Today, when corporations can be more influential than entire countries, where we put our pounds is where the power lies. In some ways every time we spend our cash we are making an active choice about the world we want to live in.
The problem is global supply chains are increasingly complex with many countries and companies being involved in the production of one product, so it is difficult to confidently make an informed choice.
Retail manufacturing industry is second only to oil in how much it pollutes. According to Annie Leonard, an expert in overconsumption, only 1% of the materials used to produce our consumer goods are still in use six months after sale. Whilst globalisation has increased affordability of consumer goods it has made consumption unsustainable and plagued with ethical dilemmas. Moreover consumption does not actually seem to make us happy anyway. Consumerist society is based on the exploitation of people in poor countries making goods that bring next to no utility for people in rich countries whilst making them sad and destroying the planet in the process. When you say it out loud it sounds insane!

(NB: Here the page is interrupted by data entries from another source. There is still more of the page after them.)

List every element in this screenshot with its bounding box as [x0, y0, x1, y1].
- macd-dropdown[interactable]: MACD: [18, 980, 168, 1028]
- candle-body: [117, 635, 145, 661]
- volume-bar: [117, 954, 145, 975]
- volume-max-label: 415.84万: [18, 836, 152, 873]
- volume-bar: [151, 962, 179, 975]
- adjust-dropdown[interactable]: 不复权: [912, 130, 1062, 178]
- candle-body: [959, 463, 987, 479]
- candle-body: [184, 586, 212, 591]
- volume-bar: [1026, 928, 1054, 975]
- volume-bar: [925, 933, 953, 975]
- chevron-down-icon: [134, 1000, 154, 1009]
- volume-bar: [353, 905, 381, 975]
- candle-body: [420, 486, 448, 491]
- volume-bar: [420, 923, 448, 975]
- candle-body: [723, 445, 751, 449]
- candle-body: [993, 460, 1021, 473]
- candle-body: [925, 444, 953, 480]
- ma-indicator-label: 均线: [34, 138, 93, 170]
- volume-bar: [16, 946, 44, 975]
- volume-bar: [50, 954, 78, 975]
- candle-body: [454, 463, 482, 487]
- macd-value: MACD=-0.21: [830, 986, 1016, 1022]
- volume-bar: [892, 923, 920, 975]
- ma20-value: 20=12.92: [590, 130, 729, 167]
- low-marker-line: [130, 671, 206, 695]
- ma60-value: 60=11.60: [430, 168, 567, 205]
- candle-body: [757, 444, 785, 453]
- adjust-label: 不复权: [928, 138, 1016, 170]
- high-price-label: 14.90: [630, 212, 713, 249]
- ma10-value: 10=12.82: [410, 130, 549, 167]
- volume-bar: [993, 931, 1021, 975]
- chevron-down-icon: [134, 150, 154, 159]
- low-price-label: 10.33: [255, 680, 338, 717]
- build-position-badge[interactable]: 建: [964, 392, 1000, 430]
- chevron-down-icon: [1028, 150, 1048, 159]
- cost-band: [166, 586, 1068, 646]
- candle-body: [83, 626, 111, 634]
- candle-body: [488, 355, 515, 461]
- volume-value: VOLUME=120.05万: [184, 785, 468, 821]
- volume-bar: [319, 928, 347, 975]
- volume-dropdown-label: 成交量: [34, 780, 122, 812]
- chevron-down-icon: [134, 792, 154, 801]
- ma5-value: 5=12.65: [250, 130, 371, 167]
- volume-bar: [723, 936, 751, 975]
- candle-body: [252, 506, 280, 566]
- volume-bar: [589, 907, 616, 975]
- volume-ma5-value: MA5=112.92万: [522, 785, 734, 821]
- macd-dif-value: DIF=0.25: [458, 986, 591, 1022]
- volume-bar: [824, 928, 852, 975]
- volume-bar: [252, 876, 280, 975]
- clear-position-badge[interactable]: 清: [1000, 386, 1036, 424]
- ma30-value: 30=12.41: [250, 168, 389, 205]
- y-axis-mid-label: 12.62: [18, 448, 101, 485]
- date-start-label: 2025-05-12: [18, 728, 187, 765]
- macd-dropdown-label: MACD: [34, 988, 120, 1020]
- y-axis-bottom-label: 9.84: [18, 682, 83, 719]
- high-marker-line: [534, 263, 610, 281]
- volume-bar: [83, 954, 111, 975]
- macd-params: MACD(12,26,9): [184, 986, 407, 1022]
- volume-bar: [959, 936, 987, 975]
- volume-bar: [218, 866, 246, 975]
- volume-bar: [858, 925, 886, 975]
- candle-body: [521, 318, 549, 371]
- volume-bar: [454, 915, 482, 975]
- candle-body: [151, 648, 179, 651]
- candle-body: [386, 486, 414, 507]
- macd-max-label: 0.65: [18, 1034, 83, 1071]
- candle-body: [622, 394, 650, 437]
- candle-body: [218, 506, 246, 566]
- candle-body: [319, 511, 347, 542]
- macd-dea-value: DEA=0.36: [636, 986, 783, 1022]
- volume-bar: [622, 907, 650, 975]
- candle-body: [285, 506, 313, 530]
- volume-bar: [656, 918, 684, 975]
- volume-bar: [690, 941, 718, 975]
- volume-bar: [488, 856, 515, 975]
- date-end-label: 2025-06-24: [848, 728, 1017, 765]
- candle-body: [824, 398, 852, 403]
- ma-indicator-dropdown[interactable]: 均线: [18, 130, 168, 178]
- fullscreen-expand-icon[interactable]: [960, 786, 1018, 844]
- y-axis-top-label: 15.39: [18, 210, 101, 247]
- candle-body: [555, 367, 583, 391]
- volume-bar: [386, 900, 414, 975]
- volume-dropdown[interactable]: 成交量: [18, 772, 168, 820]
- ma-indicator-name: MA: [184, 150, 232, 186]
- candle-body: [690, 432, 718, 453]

However, times are changing. Increasing awareness around these issues has led to a rise in what is known as conscious consumption, a movement of people questioning the role that consumerism has played in their lives, the lives of others and the planet we live on.
A third of UK consumers claim to be very concerned about issues regarding the origin of products. A study from YouGov and the Global Poverty Project revealed that 74% of respondents would pay an extra 5% for their clothes if there was a guarantee workers were being fairly paid in safe conditions. That 5% doesn’t sound like a lot, but consider the fact that the fashion industry lifts a staggering 125 million people out of poverty by adding 1% of its profits to workers’ wages.
“Greenwashing” and corporate social responsibility marketing campaigns are no longer enough. In an increasingly transparent world, businesses must keep up with growing demands for ethical business practices and sustainable supply chain management. In the age of the consumer, it’s ethical consumption that will change our world.